Talks between Richard Bruton's department and the ASTI are due to continue today and tomorrow
The Education Minister says he believes this week's strike by secondary school teachers is likely to go ahead.
Parents are preparing for widespread closures of secondary schools on Thursday.
Members of the Association of Secondary Teachers Ireland (ASTI) say strike action is still on the cards, after they failed to reach a resolution with the Department of Education yesterday.
The teaching union is staging the the first of seven days of strikes this week in a dispute over pay for new teachers.
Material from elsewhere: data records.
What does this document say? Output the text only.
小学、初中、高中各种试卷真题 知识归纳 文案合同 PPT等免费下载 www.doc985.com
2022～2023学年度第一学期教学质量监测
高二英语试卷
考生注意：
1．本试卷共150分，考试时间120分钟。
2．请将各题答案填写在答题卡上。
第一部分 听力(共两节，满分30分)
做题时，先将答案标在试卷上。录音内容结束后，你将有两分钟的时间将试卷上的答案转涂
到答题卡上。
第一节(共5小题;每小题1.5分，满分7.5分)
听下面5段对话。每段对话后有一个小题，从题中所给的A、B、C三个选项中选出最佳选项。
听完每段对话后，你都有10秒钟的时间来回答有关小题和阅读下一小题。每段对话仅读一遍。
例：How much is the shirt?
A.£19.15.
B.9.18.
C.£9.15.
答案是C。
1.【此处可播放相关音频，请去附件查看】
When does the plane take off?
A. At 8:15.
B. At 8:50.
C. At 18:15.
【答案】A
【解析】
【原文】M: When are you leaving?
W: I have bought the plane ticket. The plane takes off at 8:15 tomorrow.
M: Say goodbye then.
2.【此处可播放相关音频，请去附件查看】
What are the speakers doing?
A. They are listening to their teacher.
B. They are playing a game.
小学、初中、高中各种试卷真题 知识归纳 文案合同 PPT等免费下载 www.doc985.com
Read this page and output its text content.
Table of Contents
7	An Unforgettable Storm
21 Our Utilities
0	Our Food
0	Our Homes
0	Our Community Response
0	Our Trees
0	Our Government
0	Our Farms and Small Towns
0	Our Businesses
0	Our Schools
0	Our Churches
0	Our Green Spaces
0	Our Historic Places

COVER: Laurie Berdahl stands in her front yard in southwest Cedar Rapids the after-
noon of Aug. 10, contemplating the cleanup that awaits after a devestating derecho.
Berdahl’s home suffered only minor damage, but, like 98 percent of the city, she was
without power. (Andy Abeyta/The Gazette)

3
Further talks will take place today and tomorrow between the and the department and the union, which represents some 17,000 secondary teachers.
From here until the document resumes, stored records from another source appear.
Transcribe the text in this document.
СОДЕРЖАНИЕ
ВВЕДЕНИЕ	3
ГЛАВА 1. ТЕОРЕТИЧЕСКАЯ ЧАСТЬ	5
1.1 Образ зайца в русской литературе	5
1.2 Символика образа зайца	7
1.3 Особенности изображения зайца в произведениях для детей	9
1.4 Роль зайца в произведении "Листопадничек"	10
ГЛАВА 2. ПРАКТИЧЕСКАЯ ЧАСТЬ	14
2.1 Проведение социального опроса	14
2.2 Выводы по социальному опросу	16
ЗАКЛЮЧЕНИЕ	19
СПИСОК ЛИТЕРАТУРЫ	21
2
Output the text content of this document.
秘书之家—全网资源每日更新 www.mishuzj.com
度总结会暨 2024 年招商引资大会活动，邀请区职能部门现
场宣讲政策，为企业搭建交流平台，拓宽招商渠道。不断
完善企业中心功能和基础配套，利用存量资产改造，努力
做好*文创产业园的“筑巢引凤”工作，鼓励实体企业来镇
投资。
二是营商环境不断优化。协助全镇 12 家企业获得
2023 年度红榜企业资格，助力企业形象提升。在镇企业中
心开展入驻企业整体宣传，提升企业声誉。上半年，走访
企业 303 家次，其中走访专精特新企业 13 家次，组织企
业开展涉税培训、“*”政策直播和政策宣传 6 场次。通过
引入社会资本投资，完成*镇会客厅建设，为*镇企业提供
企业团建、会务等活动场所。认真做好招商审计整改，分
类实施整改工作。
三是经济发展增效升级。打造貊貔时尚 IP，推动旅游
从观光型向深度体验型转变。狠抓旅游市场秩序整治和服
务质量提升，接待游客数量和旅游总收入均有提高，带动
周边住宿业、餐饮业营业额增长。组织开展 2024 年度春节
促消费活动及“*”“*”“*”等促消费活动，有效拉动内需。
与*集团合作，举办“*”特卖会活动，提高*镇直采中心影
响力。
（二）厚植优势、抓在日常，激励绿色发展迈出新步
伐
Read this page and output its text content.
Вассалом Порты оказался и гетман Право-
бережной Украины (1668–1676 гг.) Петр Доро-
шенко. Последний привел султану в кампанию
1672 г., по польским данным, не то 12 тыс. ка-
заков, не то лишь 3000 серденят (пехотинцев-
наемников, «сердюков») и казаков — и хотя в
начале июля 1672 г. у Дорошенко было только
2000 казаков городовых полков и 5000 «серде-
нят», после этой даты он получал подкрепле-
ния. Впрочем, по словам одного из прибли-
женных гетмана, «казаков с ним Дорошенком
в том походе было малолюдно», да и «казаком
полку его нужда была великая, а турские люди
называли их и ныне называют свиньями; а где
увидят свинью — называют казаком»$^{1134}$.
It has been reported that there is still a significant gap between the two sides.
Minister Richard Bruton says it looks likely a resolution will not be reached by Thursday.
"At this stage [...] they have not indicated to us that they are considering not going ahead with the industrial dispute," he explained.
"So we are obviously meeting with the management bodies to put contingency plans as best we can in place."
Fianna Fáil spokesperson on education, Thomas Byrne, says both sides need to come back to the talks table with a view to resolving this ongoing dispute.
["I think it's absolutely necessary from the minister's point of view that he outlines his advocacy for young teachers, and outlines a way forward to achieve full equality in terms of pay.
"Also there's an obligation on the ASTI as well to loom at what their colleagues in the TUI and INTO are receiving.
"And I would hope that they could look at the Lansdowne Road Agreement and see what's possible within that and see the pay rises that their colleagues are achieving".
The ASTI has not signed up to the new Lansdowne Road public sector pay deal.
The union has announced seven days of strikes over the next three months.
The action is in response to lower pay for recently qualified teachers and the worsening of ASTI members’ terms and conditions.